Parmelin Guy · Bundesrat · 2017-03-16
Parmelin Guy · Bundesrat · Waadt · 2017-03-16
Wortprotokoll
Depuis les constatations du Contrôle parlementaire de l'administration en 2007, la transparence a notablement évolué, vous l'avez d'ailleurs relevé vous-même. Le controlling des achats de la Confédération présente chaque année, au Conseil fédéral et à la Délégation des finances, en quoi consistent les achats de la Confédération et comment ils sont réalisés. Cet instrument permet ainsi des discussions tant quantitatives - sur le nombre, le volume des contrats - que qualitatives, par exemple sur le contrôle de la légalité sur les marchés passés de gré à gré au sein des départements.
Dans la mesure où il ne s'agit pas de matériel de guerre, le DDPS procède aux acquisitions conformément aux règles de l'Organisation mondiale du commerce quand les valeurs seuils sont atteintes. Un certain nombre d'acquisitions du DDPS tombent sous le coup de plusieurs de ces conditions, notamment les achats complémentaires - il s'agit de l'article 13 alinéa 1 lettre f de l'ordonnance sur les marchés publics -, les particularités techniques qui limitent le choix à un seul soumissionnaire, le changement impossible ou problématique de soumissionnaire pour des raisons économiques ou techniques.
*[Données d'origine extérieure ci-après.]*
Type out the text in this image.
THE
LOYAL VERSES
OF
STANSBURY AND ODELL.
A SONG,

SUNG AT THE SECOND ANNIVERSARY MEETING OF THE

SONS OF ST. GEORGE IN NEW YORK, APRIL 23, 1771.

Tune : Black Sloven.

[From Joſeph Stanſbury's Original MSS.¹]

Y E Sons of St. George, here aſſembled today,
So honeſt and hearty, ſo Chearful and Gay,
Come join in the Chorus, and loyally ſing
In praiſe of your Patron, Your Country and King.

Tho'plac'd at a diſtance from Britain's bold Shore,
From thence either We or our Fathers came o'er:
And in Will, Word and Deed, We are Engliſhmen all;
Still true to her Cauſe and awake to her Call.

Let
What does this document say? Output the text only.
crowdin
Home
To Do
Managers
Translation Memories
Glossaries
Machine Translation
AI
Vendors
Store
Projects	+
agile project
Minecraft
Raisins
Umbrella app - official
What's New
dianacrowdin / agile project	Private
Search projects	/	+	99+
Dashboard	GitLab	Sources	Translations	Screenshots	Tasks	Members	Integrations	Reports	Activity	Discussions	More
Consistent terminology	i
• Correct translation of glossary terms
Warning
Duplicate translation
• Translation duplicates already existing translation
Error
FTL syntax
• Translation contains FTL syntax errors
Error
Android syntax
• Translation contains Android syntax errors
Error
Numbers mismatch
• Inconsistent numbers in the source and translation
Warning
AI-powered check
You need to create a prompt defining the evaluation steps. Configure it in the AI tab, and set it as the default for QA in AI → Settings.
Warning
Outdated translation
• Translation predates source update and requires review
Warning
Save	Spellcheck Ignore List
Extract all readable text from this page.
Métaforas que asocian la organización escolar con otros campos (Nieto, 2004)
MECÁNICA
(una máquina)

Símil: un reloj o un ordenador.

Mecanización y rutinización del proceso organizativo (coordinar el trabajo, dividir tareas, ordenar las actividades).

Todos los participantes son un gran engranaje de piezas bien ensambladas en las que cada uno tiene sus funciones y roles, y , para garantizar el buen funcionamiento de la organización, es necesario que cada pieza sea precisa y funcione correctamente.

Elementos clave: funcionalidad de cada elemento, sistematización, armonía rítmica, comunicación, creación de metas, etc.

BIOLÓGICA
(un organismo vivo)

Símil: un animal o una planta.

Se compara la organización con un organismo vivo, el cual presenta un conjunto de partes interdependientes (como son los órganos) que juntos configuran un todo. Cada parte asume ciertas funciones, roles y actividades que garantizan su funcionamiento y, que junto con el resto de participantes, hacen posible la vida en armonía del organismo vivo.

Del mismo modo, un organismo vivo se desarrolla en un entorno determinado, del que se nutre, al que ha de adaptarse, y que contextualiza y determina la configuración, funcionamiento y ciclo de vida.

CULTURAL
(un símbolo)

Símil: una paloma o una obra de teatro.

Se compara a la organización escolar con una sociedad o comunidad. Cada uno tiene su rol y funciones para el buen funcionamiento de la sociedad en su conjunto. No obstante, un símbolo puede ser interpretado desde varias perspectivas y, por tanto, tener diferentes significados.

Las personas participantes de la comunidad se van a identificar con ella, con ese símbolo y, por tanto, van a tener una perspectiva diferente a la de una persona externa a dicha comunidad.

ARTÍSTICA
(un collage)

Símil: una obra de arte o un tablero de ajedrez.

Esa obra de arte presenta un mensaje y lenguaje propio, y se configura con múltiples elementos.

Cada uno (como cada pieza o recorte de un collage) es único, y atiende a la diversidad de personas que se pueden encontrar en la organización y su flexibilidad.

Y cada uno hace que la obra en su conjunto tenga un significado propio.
Cela concerne en particulier les domaines de l'informatique et de l'armement ainsi que les systèmes militaires dont la durée d'exploitation est souvent très longue, entre quinze et trente ans, voire davantage.
Par conséquent, on peut dire que le département respecte rigoureusement les dispositions restrictives du droit des marchés publics, et que ce respect est surveillé au moyen d'un controlling interne. Compte tenu du cadre légal et de l'introduction du controlling des acquisitions de la Confédération, le Conseil fédéral considère qu'il n'est pas nécessaire de procéder à un examen supplémentaire avec établissement d'un rapport. Il vous propose donc de rejeter le postulat.
J'aimerais vous donner, Madame Graf-Litscher, un complément qui incite à la prudence. Dans l'appréciation de l'évolution du volume des adjudications de gré à gré du Département fédéral de la défense, de la protection de la population et des sports, il faut noter qu'il peut y avoir d'importantes fluctuations. Ainsi, de telles adjudications ont représenté 39 pour cent des montants investis en 2014 et 46,5 pour cent en 2015. Cela s'explique simplement par une adjudication pour un montant d'environ 325 millions de francs en 2015 affecté à la modernisation du réseau radio de sécurité Polycom 2030. Parce qu'il y avait des spécificités techniques, des aspects liés à la propriété intellectuelle, seules les entreprises Airbus et Atos pouvaient entrer en ligne de compte pour l'adjudication concernant le développement de la nouvelle technologie du système Polycom. Cela vous montre qu'il peut y avoir de grosses variations et qu'il n'existe pas, dans le cas précis, une volonté d'augmenter la part des adjudications de gré à gré, mais qu'un cas particulier peut faire fluctuer énormément les chiffres.
Encore une fois, le Conseil fédéral vous propose de rejeter le postulat.